Même constat à Nantes : selon l'étude des Services Vétérinaires, le rendement de la ruche en plein centre-ville, sur les toits du Théâtre Graslin, est bien meilleur qu'il ne l'est à 30 km en rase campagne. En 2005, les pertes en hiver atteignaient 40% à la campagne contre 6% en ville.
D'autre part, les paysages végétaux urbains sont tous artificiels mais ces plantations, effectuées pour des raisons esthétiques ou en raison des avantages offerts par certaines espèces résistantes aux pollutions atmosphériques, permettent l'introduction d'espèces exotiques parfois très intéressantes pour leur production nectarifère donnant au miel des saveurs particulières.
L'UNAF travaille, d'ores et déjà, à la création d'un label européen avec d'autres partenaires apicoles européens. Ce label serait accordé aux villes françaises et européennes participant à l'opération, favorisant ainsi la sauvegarde de l'environnement et, en particulier la biodiversité au cœur des cités et des campagnes.
Cette campagne de sensibilisation s'inscrit dans un programme de recherche européen plus ambitieux. Dénommée ALARM (Assessing Large-scale environmental Risks fot biodiversity with tested Methods), cette étude a été lancée en 2004 et a pour but, d'ici 2009, d'évaluer les risques qui pèsent sur la biodiversité dans son ensemble (terrestre et aquatique) avec des méthodes éprouvées.

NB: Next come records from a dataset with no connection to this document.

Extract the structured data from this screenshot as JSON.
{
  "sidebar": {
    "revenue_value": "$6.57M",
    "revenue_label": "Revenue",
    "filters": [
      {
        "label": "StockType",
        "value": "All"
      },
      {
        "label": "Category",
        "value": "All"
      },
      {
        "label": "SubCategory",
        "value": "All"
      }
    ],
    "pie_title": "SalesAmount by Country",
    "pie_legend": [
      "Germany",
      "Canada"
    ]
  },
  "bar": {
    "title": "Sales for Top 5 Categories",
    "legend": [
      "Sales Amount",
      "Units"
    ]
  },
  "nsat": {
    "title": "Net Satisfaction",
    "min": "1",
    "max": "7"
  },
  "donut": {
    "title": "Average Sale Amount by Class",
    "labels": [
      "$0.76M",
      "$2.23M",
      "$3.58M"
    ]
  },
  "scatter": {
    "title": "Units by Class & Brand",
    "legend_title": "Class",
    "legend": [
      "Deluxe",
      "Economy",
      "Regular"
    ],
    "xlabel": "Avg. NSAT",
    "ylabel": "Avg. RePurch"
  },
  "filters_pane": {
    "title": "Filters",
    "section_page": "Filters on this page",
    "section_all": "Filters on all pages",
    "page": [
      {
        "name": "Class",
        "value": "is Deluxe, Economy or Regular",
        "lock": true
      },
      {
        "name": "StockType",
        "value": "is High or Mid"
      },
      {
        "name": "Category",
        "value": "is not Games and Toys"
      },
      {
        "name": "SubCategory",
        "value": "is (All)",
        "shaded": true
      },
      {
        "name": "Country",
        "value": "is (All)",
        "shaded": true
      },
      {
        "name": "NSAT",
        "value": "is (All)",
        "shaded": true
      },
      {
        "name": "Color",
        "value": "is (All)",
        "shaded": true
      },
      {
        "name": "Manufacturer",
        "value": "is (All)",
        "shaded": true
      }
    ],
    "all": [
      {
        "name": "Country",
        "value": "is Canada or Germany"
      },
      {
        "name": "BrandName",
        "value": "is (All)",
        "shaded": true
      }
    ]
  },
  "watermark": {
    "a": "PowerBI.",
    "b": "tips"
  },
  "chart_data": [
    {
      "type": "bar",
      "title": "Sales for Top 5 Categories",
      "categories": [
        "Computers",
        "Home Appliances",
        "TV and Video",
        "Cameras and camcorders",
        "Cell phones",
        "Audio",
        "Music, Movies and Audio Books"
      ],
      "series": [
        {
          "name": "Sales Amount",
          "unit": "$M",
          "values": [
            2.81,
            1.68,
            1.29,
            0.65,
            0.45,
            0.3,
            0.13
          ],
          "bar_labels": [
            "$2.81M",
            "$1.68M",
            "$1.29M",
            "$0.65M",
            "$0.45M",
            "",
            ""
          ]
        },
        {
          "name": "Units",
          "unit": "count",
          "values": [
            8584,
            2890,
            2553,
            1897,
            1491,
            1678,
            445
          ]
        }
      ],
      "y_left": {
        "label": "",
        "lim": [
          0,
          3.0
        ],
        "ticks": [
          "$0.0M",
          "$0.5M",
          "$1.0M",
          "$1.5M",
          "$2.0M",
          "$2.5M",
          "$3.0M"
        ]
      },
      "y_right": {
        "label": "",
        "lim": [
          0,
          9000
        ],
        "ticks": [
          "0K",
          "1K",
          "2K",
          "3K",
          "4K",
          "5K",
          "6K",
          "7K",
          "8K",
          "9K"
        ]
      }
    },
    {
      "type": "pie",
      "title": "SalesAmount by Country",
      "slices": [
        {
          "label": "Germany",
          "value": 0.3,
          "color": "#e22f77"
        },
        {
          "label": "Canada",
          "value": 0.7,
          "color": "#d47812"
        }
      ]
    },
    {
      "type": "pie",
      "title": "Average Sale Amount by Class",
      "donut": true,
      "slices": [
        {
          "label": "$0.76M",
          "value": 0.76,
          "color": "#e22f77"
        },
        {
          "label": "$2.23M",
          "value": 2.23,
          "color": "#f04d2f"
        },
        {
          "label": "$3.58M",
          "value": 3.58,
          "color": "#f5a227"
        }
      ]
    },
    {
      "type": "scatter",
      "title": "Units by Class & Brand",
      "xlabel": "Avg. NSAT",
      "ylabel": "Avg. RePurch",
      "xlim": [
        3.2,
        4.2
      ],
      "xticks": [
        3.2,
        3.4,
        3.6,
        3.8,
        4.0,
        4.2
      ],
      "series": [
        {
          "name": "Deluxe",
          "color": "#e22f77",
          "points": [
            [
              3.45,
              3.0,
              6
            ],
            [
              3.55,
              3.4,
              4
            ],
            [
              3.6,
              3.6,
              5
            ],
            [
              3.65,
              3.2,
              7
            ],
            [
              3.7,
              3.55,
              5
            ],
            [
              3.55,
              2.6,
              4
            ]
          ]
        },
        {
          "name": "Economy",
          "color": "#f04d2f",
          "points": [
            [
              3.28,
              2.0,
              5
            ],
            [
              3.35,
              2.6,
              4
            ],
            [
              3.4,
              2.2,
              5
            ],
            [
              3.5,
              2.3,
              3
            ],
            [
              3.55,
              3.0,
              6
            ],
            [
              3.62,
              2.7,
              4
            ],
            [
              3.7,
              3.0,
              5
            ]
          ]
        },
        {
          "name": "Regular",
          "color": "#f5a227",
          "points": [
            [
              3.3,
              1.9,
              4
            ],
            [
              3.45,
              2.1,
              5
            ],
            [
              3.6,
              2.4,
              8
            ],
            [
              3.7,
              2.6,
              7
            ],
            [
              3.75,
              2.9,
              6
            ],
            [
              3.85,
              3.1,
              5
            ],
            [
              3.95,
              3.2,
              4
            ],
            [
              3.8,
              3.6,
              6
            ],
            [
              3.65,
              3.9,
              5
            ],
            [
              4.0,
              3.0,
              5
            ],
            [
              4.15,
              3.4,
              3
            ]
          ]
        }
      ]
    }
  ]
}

ALARM comprend 4 modules : changements climatiques, produits chimiques, espèces invasives et pollinisateurs. Pour ce dernier, il s'agit d'une part, d'évaluer l'évolution récente des populations de pollinisateurs pour confirmer leur déclin et le quantifier, d'autre part, de mesurer l'impact potentiel de ce déclin sur l'agriculture européenne et la flore sauvage. L'INRA d'Avignon coordonne les travaux sur l'évaluation de l'impact de la faune pollinisatrice avec en 2005 une étude sur le melon en France, la fraise en Allemagne, le sarrazin en Pologne, le colza de printemps en Suède et la févérole au Royaune-Uni.
Le sujet fait l'objet de recherche également au CNRS. Actuellement se met en place une mission pluridisciplinaire regroupant un chercheur du CNRS, un anthropologue, un sociologue, un urbaniste architecte et un ethno-botaniste autour du principe de « Pollinisation de la ville ». Ce projet intitulé « Zones sensibles » devrait permettre sur quatre années d'inviter les chercheurs à enquêter et prospecter dans l'espace public afin d'établir des analyses superposées d'aménagement du territoire, biodiversité botanique et culturelle avec l'abeille comme bio et socio-indicateur entre l'urbain, le péri-urbain et les zones rurales.